若手時代に経験したこと
─ 今、オリックスの社員は国内外合わせて約3万5000人ですが、井上さんが入社した当時はどのくらいでしたか。
井上 約400人でした。そのうち一般職が200人でしたから、私の先輩は200人でした。「これなら意外と出世が早いかもしれない」と思っていましたが、中途採用でどんどん人が増えて、気がついたら2、3年で1000人になっていました。これでは一生出世は無理だなと思いましたね(笑)。
─ 会社が急成長したわけが仕事は面白かったですか。
井上 ええ。若手にもいろいろなことをやらせてくれましたから、勉強になりました。その意味では今の若手社員と比べて恵まれているかもしれません。
例えば、私は新人の時に船舶事業に配属されました。当時は海運不況の真っただ中の大変危機的な状況だったので、22~23歳の若手ながら、私の仕事の多くは船舶の差し押さえでした。

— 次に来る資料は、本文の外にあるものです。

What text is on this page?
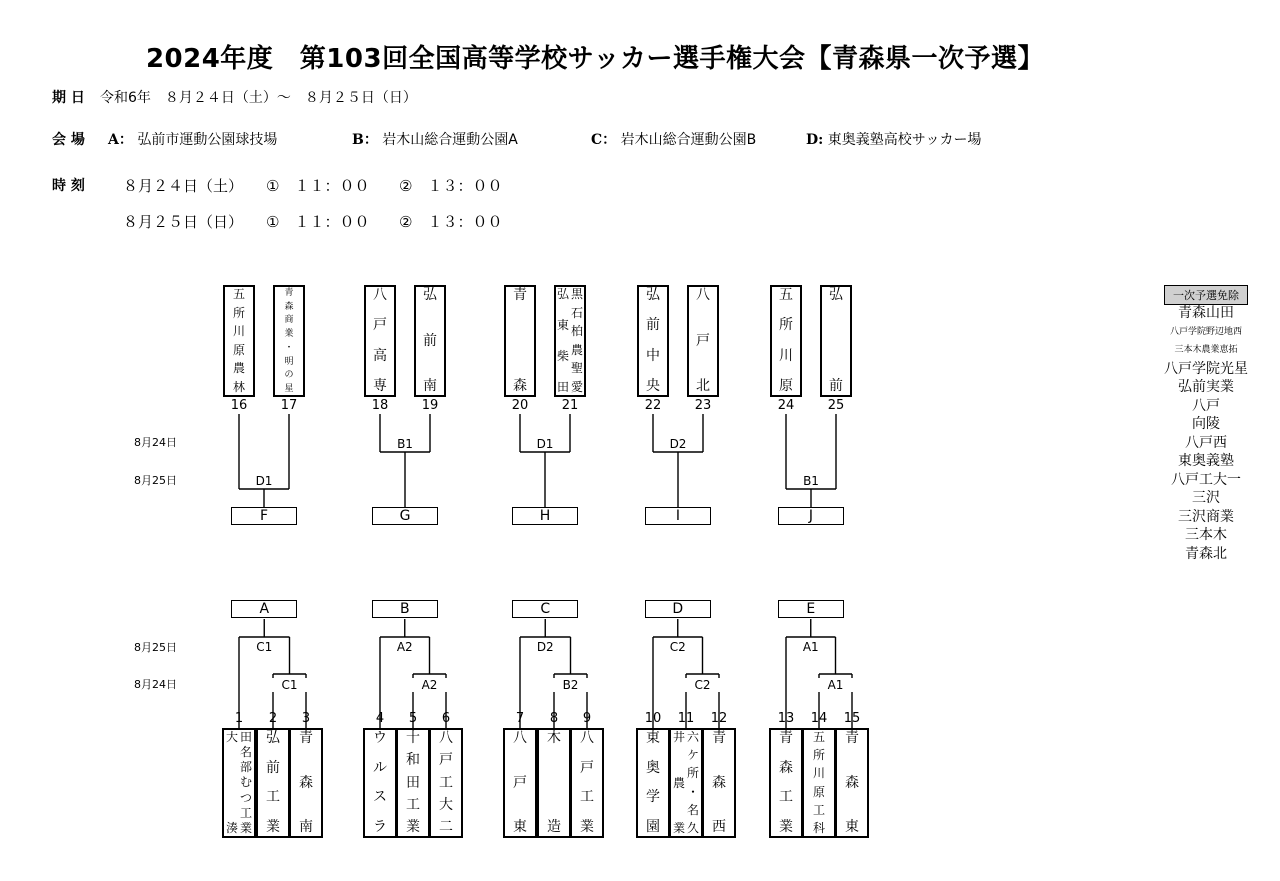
2024年度　第103回全国高等学校サッカー選手権大会【青森県一次予選】
期 日 令和6年　８月２４日（土）～　８月２５日（日）
会 場 A： 弘前市運動公園球技場	B： 岩木山総合運動公園A	C： 岩木山総合運動公園B	D: 東奥義塾高校サッカー場
時 刻	８月２４日（土） ①　１１：００ ②　１３：００
８月２５日（日） ①　１１：００ ②　１３：００
8月24日
8月25日
8月25日
8月24日
一次予選免除
青森山田
八戸学院野辺地西
三本木農業恵拓
八戸学院光星
弘前実業
八戸
向陵
八戸西
東奥義塾
八戸工大一
三沢
三沢商業
三本木
青森北
五
所
川
原
農
林
16
青
森
商
業
・
明
の
星
17
D1
F
八
戸
高
専
18
弘
前
南
19
B1
G
青
森
20
弘
東
柴
田
黒
石
柏
農
聖
愛
21
D1
H
弘
前
中
央
22
八
戸
北
23
D2
I
五
所
川
原
24
弘
前
25
B1
J
1
大
湊
田
名
部
む
つ
工
業
2
弘
前
工
業
3
青
森
南
C1
C1
A
4
ウ
ル
ス
ラ
5
十
和
田
工
業
6
八
戸
工
大
二
A2
A2
B
7
八
戸
東
8
木
造
9
八
戸
工
業
D2
B2
C
10
東
奥
学
園
11
井
農
業
六
ケ
所
・
名
久
12
青
森
西
C2
C2
D
13
青
森
工
業
14
五
所
川
原
工
科
15
青
森
東
A1
A1
E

─ いろいろ大変なことはあったと思いますが、やり甲斐はあったと。
井上 その時はとにかくやるしかないという感じで、やり甲斐を考えたことはなかったですね。お客様のところに行って「また来たのか。お前の顔なんか見たくない」と言われても、「そう言わずに、ちょっとお願いしますよ」と何とか飛び込むうちに、営業を覚えることができたのかもしれません。